Les Derniers entretiens de Charles Renouvier
Les derniers Entretiens de Ch. Renouvier, recueillis par Louis Prat. (Armand Colin, 1 vol. in-8, 107 p., 1905.)
L’antiquité nous a laissé deux admirables récits de la mort de Socrate, celui de Xénophon cet celui de Platon ; Plutarque nous raconte que Caton d’Utique, avant d’en finir avec la vice, relut ce dernier, pour s’encourager lui-même à mourir. Plus tard, Sénèque le philosophe, au dire de Tacite, eut une fin du même genre, s’entretenant avec ses amis des doctrines qui leur étaient chères, et leur léguant, pour les aider à vivre, ce qu’il avait de plus précieux, l’exemple de sa propre vie.

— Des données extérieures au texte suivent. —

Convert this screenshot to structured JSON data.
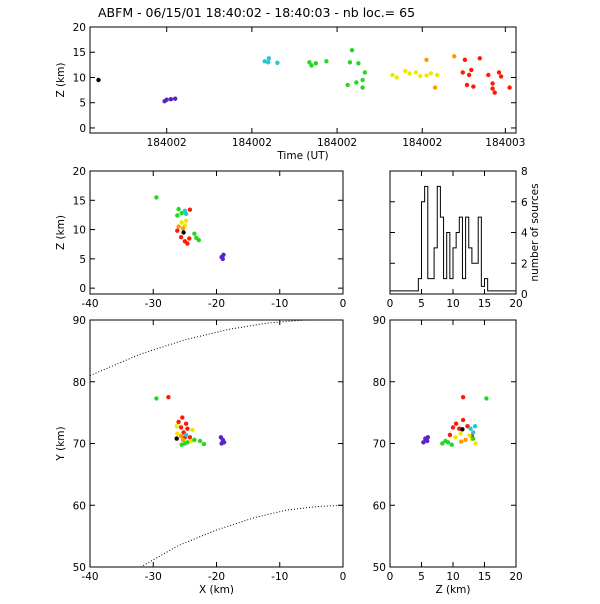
{
  "title": "ABFM - 06/15/01 18:40:02 - 18:40:03 - nb loc.=      65",
  "colors": {
    "black": "#000000",
    "purple": "#5b22c8",
    "cyan": "#22c8d8",
    "green": "#22d820",
    "yellow": "#f0e800",
    "orange": "#ff9a00",
    "red": "#ff1a00"
  },
  "chart_data": [
    {
      "id": "time-height",
      "type": "scatter",
      "xlabel": "Time (UT)",
      "ylabel": "Z (km)",
      "xlim": [
        0,
        1
      ],
      "ylim": [
        -1,
        20
      ],
      "yticks": [
        0,
        5,
        10,
        15,
        20
      ],
      "xticks": [
        {
          "x": 0.18,
          "label": "184002"
        },
        {
          "x": 0.38,
          "label": "184002"
        },
        {
          "x": 0.58,
          "label": "184002"
        },
        {
          "x": 0.78,
          "label": "184002"
        },
        {
          "x": 0.975,
          "label": "184003"
        }
      ],
      "points": [
        {
          "x": 0.02,
          "y": 9.5,
          "c": "black"
        },
        {
          "x": 0.175,
          "y": 5.3,
          "c": "purple"
        },
        {
          "x": 0.18,
          "y": 5.6,
          "c": "purple"
        },
        {
          "x": 0.19,
          "y": 5.7,
          "c": "purple"
        },
        {
          "x": 0.2,
          "y": 5.8,
          "c": "purple"
        },
        {
          "x": 0.41,
          "y": 13.2,
          "c": "cyan"
        },
        {
          "x": 0.418,
          "y": 13.0,
          "c": "cyan"
        },
        {
          "x": 0.42,
          "y": 13.8,
          "c": "cyan"
        },
        {
          "x": 0.44,
          "y": 12.9,
          "c": "cyan"
        },
        {
          "x": 0.515,
          "y": 13.0,
          "c": "green"
        },
        {
          "x": 0.52,
          "y": 12.4,
          "c": "green"
        },
        {
          "x": 0.53,
          "y": 12.8,
          "c": "green"
        },
        {
          "x": 0.555,
          "y": 13.2,
          "c": "green"
        },
        {
          "x": 0.615,
          "y": 15.4,
          "c": "green"
        },
        {
          "x": 0.61,
          "y": 13.0,
          "c": "green"
        },
        {
          "x": 0.63,
          "y": 12.8,
          "c": "green"
        },
        {
          "x": 0.645,
          "y": 11.0,
          "c": "green"
        },
        {
          "x": 0.605,
          "y": 8.5,
          "c": "green"
        },
        {
          "x": 0.625,
          "y": 9.0,
          "c": "green"
        },
        {
          "x": 0.64,
          "y": 8.0,
          "c": "green"
        },
        {
          "x": 0.64,
          "y": 9.5,
          "c": "green"
        },
        {
          "x": 0.71,
          "y": 10.5,
          "c": "yellow"
        },
        {
          "x": 0.72,
          "y": 10.0,
          "c": "yellow"
        },
        {
          "x": 0.74,
          "y": 11.3,
          "c": "yellow"
        },
        {
          "x": 0.75,
          "y": 10.8,
          "c": "yellow"
        },
        {
          "x": 0.765,
          "y": 11.0,
          "c": "yellow"
        },
        {
          "x": 0.775,
          "y": 10.3,
          "c": "yellow"
        },
        {
          "x": 0.79,
          "y": 10.4,
          "c": "yellow"
        },
        {
          "x": 0.8,
          "y": 10.8,
          "c": "yellow"
        },
        {
          "x": 0.815,
          "y": 10.5,
          "c": "yellow"
        },
        {
          "x": 0.79,
          "y": 13.5,
          "c": "orange"
        },
        {
          "x": 0.81,
          "y": 8.0,
          "c": "orange"
        },
        {
          "x": 0.855,
          "y": 14.2,
          "c": "orange"
        },
        {
          "x": 0.88,
          "y": 13.5,
          "c": "red"
        },
        {
          "x": 0.875,
          "y": 11.0,
          "c": "red"
        },
        {
          "x": 0.895,
          "y": 11.5,
          "c": "red"
        },
        {
          "x": 0.89,
          "y": 10.5,
          "c": "red"
        },
        {
          "x": 0.885,
          "y": 8.5,
          "c": "red"
        },
        {
          "x": 0.9,
          "y": 8.2,
          "c": "red"
        },
        {
          "x": 0.915,
          "y": 13.8,
          "c": "red"
        },
        {
          "x": 0.935,
          "y": 10.5,
          "c": "red"
        },
        {
          "x": 0.945,
          "y": 8.8,
          "c": "red"
        },
        {
          "x": 0.945,
          "y": 7.8,
          "c": "red"
        },
        {
          "x": 0.95,
          "y": 7.0,
          "c": "red"
        },
        {
          "x": 0.96,
          "y": 11.0,
          "c": "red"
        },
        {
          "x": 0.965,
          "y": 10.2,
          "c": "red"
        },
        {
          "x": 0.985,
          "y": 8.0,
          "c": "red"
        }
      ]
    },
    {
      "id": "xz",
      "type": "scatter",
      "xlabel": "",
      "ylabel": "Z (km)",
      "xlim": [
        -40,
        0
      ],
      "ylim": [
        -1,
        20
      ],
      "xticks": [
        -40,
        -30,
        -20,
        -10,
        0
      ],
      "yticks": [
        0,
        5,
        10,
        15,
        20
      ],
      "points": [
        {
          "x": -29.5,
          "y": 15.5,
          "c": "green"
        },
        {
          "x": -26,
          "y": 13.5,
          "c": "green"
        },
        {
          "x": -25.5,
          "y": 12.8,
          "c": "green"
        },
        {
          "x": -26.2,
          "y": 12.4,
          "c": "green"
        },
        {
          "x": -25,
          "y": 13.2,
          "c": "cyan"
        },
        {
          "x": -24.8,
          "y": 12.7,
          "c": "cyan"
        },
        {
          "x": -24.2,
          "y": 13.4,
          "c": "red"
        },
        {
          "x": -25.5,
          "y": 11.2,
          "c": "yellow"
        },
        {
          "x": -25,
          "y": 10.7,
          "c": "yellow"
        },
        {
          "x": -24.8,
          "y": 11.5,
          "c": "yellow"
        },
        {
          "x": -26,
          "y": 10.5,
          "c": "orange"
        },
        {
          "x": -25.3,
          "y": 10.2,
          "c": "orange"
        },
        {
          "x": -26.2,
          "y": 9.8,
          "c": "red"
        },
        {
          "x": -25.6,
          "y": 8.7,
          "c": "red"
        },
        {
          "x": -25,
          "y": 8.0,
          "c": "red"
        },
        {
          "x": -24.6,
          "y": 7.6,
          "c": "red"
        },
        {
          "x": -24.3,
          "y": 8.5,
          "c": "red"
        },
        {
          "x": -23.5,
          "y": 9.3,
          "c": "green"
        },
        {
          "x": -23.2,
          "y": 8.6,
          "c": "green"
        },
        {
          "x": -22.8,
          "y": 8.2,
          "c": "green"
        },
        {
          "x": -25.2,
          "y": 9.5,
          "c": "black"
        },
        {
          "x": -19.2,
          "y": 5.3,
          "c": "purple"
        },
        {
          "x": -18.9,
          "y": 5.7,
          "c": "purple"
        },
        {
          "x": -19,
          "y": 5.0,
          "c": "purple"
        }
      ]
    },
    {
      "id": "histogram",
      "type": "bar",
      "xlabel": "",
      "ylabel": "number of sources",
      "xlim": [
        0,
        20
      ],
      "ylim": [
        0,
        8
      ],
      "xticks": [
        0,
        5,
        10,
        15,
        20
      ],
      "yticks": [
        0,
        2,
        4,
        6,
        8
      ],
      "bin_edges": [
        0,
        1,
        2,
        3,
        4,
        4.5,
        5,
        5.5,
        6,
        6.5,
        7,
        7.5,
        8,
        8.5,
        9,
        9.5,
        10,
        10.5,
        11,
        11.5,
        12,
        12.5,
        13,
        13.5,
        14,
        14.5,
        15,
        15.5,
        16,
        20
      ],
      "values": [
        0.2,
        0.2,
        0.2,
        0.2,
        0.2,
        1.0,
        6.0,
        7.0,
        1.0,
        1.0,
        3.0,
        7.0,
        5.0,
        1.0,
        4.0,
        1.0,
        3.0,
        4.0,
        5.0,
        1.0,
        5.0,
        3.0,
        2.0,
        2.0,
        5.0,
        0.5,
        1.0,
        0.2,
        0.2
      ]
    },
    {
      "id": "xy",
      "type": "scatter",
      "xlabel": "X (km)",
      "ylabel": "Y (km)",
      "xlim": [
        -40,
        0
      ],
      "ylim": [
        50,
        90
      ],
      "xticks": [
        -40,
        -30,
        -20,
        -10,
        0
      ],
      "yticks": [
        50,
        60,
        70,
        80,
        90
      ],
      "curves": [
        {
          "x": [
            -40,
            -32,
            -25,
            -18,
            -12,
            -6,
            0
          ],
          "y": [
            81,
            84.5,
            86.8,
            88.5,
            89.5,
            90,
            90.2
          ]
        },
        {
          "x": [
            -32,
            -26,
            -20,
            -14,
            -9,
            -4,
            0
          ],
          "y": [
            50,
            53.5,
            56,
            58,
            59.2,
            59.8,
            60
          ]
        }
      ],
      "points": [
        {
          "x": -29.5,
          "y": 77.3,
          "c": "green"
        },
        {
          "x": -27.6,
          "y": 77.5,
          "c": "red"
        },
        {
          "x": -26.0,
          "y": 73.5,
          "c": "red"
        },
        {
          "x": -25.4,
          "y": 74.2,
          "c": "red"
        },
        {
          "x": -24.8,
          "y": 73.2,
          "c": "red"
        },
        {
          "x": -25.6,
          "y": 72.6,
          "c": "red"
        },
        {
          "x": -24.6,
          "y": 72.4,
          "c": "red"
        },
        {
          "x": -25.2,
          "y": 71.8,
          "c": "red"
        },
        {
          "x": -24.2,
          "y": 71.0,
          "c": "red"
        },
        {
          "x": -25.0,
          "y": 71.0,
          "c": "red"
        },
        {
          "x": -26.3,
          "y": 72.8,
          "c": "yellow"
        },
        {
          "x": -26.2,
          "y": 71.6,
          "c": "yellow"
        },
        {
          "x": -23.8,
          "y": 72.2,
          "c": "yellow"
        },
        {
          "x": -24.0,
          "y": 70.4,
          "c": "yellow"
        },
        {
          "x": -25.6,
          "y": 71.2,
          "c": "orange"
        },
        {
          "x": -25.3,
          "y": 70.6,
          "c": "orange"
        },
        {
          "x": -26.3,
          "y": 70.8,
          "c": "black"
        },
        {
          "x": -24.6,
          "y": 70.2,
          "c": "green"
        },
        {
          "x": -25.5,
          "y": 69.8,
          "c": "green"
        },
        {
          "x": -23.5,
          "y": 70.6,
          "c": "green"
        },
        {
          "x": -22.6,
          "y": 70.4,
          "c": "green"
        },
        {
          "x": -22.0,
          "y": 69.9,
          "c": "green"
        },
        {
          "x": -25.0,
          "y": 70.0,
          "c": "green"
        },
        {
          "x": -24.8,
          "y": 71.4,
          "c": "cyan"
        },
        {
          "x": -19.3,
          "y": 71.0,
          "c": "purple"
        },
        {
          "x": -19.0,
          "y": 70.6,
          "c": "purple"
        },
        {
          "x": -18.8,
          "y": 70.2,
          "c": "purple"
        },
        {
          "x": -19.2,
          "y": 70.0,
          "c": "purple"
        }
      ]
    },
    {
      "id": "zy",
      "type": "scatter",
      "xlabel": "Z (km)",
      "ylabel": "",
      "xlim": [
        0,
        20
      ],
      "ylim": [
        50,
        90
      ],
      "xticks": [
        0,
        5,
        10,
        15,
        20
      ],
      "yticks": [
        50,
        60,
        70,
        80,
        90
      ],
      "points": [
        {
          "x": 5.3,
          "y": 70.2,
          "c": "purple"
        },
        {
          "x": 5.6,
          "y": 70.8,
          "c": "purple"
        },
        {
          "x": 5.9,
          "y": 70.4,
          "c": "purple"
        },
        {
          "x": 6.0,
          "y": 71.0,
          "c": "purple"
        },
        {
          "x": 8.3,
          "y": 70.0,
          "c": "green"
        },
        {
          "x": 8.8,
          "y": 70.4,
          "c": "green"
        },
        {
          "x": 9.2,
          "y": 70.2,
          "c": "green"
        },
        {
          "x": 9.8,
          "y": 69.8,
          "c": "green"
        },
        {
          "x": 9.5,
          "y": 71.4,
          "c": "red"
        },
        {
          "x": 10.0,
          "y": 72.6,
          "c": "red"
        },
        {
          "x": 10.5,
          "y": 73.2,
          "c": "red"
        },
        {
          "x": 11.0,
          "y": 72.4,
          "c": "red"
        },
        {
          "x": 11.6,
          "y": 73.8,
          "c": "red"
        },
        {
          "x": 12.3,
          "y": 72.8,
          "c": "red"
        },
        {
          "x": 11.6,
          "y": 77.5,
          "c": "red"
        },
        {
          "x": 13.0,
          "y": 71.2,
          "c": "red"
        },
        {
          "x": 10.4,
          "y": 71.0,
          "c": "yellow"
        },
        {
          "x": 11.2,
          "y": 71.6,
          "c": "yellow"
        },
        {
          "x": 12.6,
          "y": 71.3,
          "c": "yellow"
        },
        {
          "x": 13.6,
          "y": 70.0,
          "c": "yellow"
        },
        {
          "x": 13.0,
          "y": 70.7,
          "c": "yellow"
        },
        {
          "x": 11.3,
          "y": 70.3,
          "c": "orange"
        },
        {
          "x": 12.0,
          "y": 70.6,
          "c": "orange"
        },
        {
          "x": 11.5,
          "y": 72.3,
          "c": "black"
        },
        {
          "x": 12.8,
          "y": 72.4,
          "c": "cyan"
        },
        {
          "x": 13.2,
          "y": 71.8,
          "c": "cyan"
        },
        {
          "x": 13.5,
          "y": 72.8,
          "c": "cyan"
        },
        {
          "x": 13.2,
          "y": 70.8,
          "c": "green"
        },
        {
          "x": 15.3,
          "y": 77.3,
          "c": "green"
        }
      ]
    }
  ]
}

Mais ces pages classiques sont en grec ou bien en latin, et quelle que soit la valeur des traductions qu’on en a faites en français, elles ne peuvent donner à qui les lit l’impression vive et l’émotion du texte original. C’est pourquoi nous ne saurions trop remercier M. Louis Prat d’avoir pieusement recueilli les entretiens suprêmes de Ch. Renouvier, en disciple digne de comprendre un tel philosophe ; et le service qu’il rend ainsi à la mémoire d’un maître vénéré s’accroît infiniment de celui qu’il rendra à tant de jeunes esprits qui dans nos écoles ne manqueront pas de lire ce récit de « la fin d’un sage ».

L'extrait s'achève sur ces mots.